A single snowflake making a difference. There's not much to compare in meaning behind the event, but given the uniqueness of the event itself, that it happens at all in each film resonates for me. In INDIGO, it floated in thru a window and into Chloe's (Audrey Tautou's) lung and only we get to see it. In SNOWPIERCER, it floated in thru a cracked window and only Namgoong saw it.

OLDBOY.
Curtis fighting his way across the car against the axemen. Felt to me like Dae-su hammering his way thru the thugs in that gangster "hotel" hallway, all side-scroller-game-like.

THE HOST.
Yona protecting/cradling/leading Timmy out of the rubble of Snowpiercer threw me back to Hyun-seo protecting the little street urchin when trapped in the Host's subterranean nest and even when regurgitated by the creature at the end. Also, Curtis and Nam shielding Yona and Timmy with their bodies.

BRAZIL.
The presence of a propaganda system woven into the fabric of society. In BRAZIL it was Central Processing. In THE DOUBLE, it was The Colonel (I think?). In SNOWPIERCER it's the lessons of Wilford and the Eternal Engine.

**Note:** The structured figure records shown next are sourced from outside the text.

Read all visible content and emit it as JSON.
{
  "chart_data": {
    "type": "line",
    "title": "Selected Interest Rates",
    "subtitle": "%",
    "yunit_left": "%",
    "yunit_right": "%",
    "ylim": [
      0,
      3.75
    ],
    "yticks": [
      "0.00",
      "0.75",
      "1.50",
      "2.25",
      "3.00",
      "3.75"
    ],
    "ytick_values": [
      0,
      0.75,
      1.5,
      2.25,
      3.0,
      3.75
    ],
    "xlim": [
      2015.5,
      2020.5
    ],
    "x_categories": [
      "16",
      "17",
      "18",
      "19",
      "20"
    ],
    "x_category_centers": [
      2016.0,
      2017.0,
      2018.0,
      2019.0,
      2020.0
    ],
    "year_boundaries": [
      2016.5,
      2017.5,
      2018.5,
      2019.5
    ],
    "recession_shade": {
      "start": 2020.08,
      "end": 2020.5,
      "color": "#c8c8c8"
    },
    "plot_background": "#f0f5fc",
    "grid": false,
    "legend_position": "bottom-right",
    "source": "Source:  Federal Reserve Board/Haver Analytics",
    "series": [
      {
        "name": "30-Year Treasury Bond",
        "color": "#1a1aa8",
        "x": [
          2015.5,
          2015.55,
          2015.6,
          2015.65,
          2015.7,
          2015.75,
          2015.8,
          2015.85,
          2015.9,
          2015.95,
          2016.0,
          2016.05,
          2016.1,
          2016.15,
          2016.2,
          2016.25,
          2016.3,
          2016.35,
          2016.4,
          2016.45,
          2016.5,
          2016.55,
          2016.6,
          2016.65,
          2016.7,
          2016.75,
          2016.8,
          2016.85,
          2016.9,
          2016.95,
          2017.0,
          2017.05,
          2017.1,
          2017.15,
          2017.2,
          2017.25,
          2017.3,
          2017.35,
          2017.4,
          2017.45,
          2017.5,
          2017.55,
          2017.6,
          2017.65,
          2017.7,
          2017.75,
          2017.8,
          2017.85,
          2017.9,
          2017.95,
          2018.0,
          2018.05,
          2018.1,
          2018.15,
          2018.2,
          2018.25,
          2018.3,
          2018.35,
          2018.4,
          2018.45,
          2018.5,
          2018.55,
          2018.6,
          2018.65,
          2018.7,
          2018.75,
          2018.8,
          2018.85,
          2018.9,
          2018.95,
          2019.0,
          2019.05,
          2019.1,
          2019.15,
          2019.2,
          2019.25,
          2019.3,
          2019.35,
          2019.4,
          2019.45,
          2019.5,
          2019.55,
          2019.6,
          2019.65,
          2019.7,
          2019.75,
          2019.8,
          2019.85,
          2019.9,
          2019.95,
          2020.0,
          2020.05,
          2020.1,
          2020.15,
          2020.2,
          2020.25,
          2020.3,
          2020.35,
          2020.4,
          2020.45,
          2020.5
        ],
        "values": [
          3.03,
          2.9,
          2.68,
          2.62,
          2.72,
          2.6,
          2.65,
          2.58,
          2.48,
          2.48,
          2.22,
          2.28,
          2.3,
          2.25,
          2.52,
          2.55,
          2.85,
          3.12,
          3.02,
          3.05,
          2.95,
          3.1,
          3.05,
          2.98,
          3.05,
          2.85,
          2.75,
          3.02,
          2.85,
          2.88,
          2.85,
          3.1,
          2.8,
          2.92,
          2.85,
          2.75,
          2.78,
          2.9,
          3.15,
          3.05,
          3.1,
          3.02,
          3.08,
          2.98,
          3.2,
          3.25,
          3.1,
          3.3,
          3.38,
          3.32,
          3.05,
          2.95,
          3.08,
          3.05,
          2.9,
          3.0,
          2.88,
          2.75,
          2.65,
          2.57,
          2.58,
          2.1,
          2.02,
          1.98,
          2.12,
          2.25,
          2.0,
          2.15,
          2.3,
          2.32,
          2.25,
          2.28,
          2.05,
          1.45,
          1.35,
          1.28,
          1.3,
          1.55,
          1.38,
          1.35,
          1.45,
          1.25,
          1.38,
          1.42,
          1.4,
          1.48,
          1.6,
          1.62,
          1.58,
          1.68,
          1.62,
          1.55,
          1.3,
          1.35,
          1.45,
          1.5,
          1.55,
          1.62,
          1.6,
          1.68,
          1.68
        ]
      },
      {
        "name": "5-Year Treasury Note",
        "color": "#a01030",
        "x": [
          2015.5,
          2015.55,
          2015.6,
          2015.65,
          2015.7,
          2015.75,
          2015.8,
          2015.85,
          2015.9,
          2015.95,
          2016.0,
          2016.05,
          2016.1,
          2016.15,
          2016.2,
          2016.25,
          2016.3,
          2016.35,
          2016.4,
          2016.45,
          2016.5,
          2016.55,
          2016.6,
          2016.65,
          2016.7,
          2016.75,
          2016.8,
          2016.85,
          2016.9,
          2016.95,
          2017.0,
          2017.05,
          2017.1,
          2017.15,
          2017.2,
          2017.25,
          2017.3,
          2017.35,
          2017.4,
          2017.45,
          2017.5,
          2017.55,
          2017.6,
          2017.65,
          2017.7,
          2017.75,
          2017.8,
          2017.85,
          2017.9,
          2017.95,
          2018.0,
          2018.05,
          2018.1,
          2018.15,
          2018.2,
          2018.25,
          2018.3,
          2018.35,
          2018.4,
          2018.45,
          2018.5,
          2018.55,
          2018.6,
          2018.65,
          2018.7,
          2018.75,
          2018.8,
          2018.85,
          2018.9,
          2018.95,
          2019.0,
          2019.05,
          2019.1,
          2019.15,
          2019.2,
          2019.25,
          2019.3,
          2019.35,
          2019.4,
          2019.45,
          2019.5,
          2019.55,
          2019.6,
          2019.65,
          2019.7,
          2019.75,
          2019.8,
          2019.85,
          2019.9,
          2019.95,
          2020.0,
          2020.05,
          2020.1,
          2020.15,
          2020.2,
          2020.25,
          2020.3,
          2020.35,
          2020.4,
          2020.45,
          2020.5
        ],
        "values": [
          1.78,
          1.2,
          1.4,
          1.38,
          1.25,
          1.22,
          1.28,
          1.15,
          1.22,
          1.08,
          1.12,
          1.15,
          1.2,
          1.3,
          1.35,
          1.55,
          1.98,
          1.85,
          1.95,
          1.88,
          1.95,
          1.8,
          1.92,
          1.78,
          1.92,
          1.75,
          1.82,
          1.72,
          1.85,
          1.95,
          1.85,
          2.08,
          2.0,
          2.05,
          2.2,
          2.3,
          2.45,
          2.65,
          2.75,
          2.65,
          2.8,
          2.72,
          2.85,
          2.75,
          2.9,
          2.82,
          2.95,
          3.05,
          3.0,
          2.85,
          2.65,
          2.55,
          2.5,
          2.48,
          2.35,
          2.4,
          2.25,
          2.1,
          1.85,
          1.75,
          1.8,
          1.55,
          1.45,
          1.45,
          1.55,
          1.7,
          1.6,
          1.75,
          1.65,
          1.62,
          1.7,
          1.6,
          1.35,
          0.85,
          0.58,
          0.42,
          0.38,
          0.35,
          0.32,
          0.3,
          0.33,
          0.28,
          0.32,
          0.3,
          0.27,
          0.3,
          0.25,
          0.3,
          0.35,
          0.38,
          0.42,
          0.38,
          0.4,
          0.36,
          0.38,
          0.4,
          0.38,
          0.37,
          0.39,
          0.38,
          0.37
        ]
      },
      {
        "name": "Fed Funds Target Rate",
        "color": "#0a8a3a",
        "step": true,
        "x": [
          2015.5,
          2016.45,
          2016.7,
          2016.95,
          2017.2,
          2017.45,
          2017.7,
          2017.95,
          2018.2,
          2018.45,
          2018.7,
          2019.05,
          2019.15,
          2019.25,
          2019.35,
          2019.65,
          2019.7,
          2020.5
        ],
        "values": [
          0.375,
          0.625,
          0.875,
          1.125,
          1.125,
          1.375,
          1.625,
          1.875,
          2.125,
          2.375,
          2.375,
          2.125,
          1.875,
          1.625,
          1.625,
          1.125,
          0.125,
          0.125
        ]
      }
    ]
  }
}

BATTLESTAR GALACTICA (the original series/movie).
I don't remember it being so pronounced in the SciFi Channel reboot (I remember more of a focus on prejudice based on "race" and religion), but in the original, there are marked inequalities among the survivors in the different ships of the ragtag fugitive fleet. The Rising Star was a front car, and several partially radioactive cargo transports would've been the tail. The fleet was basically an "exploded" Snowpiercer.

METROPOLIS!
The doctrine and reverence paid to the Sacred Engine. The call and response routines in the classroom… Teacher's, Mason's, and Wilford's recitations with accompanying signs and gesticulations… all in praise and worship of the Sacred Engine. And the front car, the Engine itself, seems an update of the Machines of Metropolis, no? Heck, is SNOWPIERCER a remake of METROPOLIS? I'm gonna hafta watch that again sometime soon.

MEMORIES OF MURDER / THE HOST / other films by BJH…
Curtis slips and falls on the fish during the Battle of Yekatarina Bridge. It's something I've noticed and loved in JHB's films. Characters (and even a creature, in THE HOST) slipping and falling, accidentally, clumsily, embarrassingly. Surly detectives, terrified fathers, grieving families, revolutionary leaders… It's just so human and natural and a demonstration and visualization of chance, gravity, weight, vulnerability, pain, and surprise. And in the audience, it's a connection to that caveman who laughed at his friend who slipped on a banana peel, fell on his bum, bounced, and rolled down the mountain and got eaten by that sabre-toothed tiger. Or something. =)

It's kind of a great encapsulation of the genre-less-ness of JHB's storytelling, too. Life doesn't know about genres. It just happens.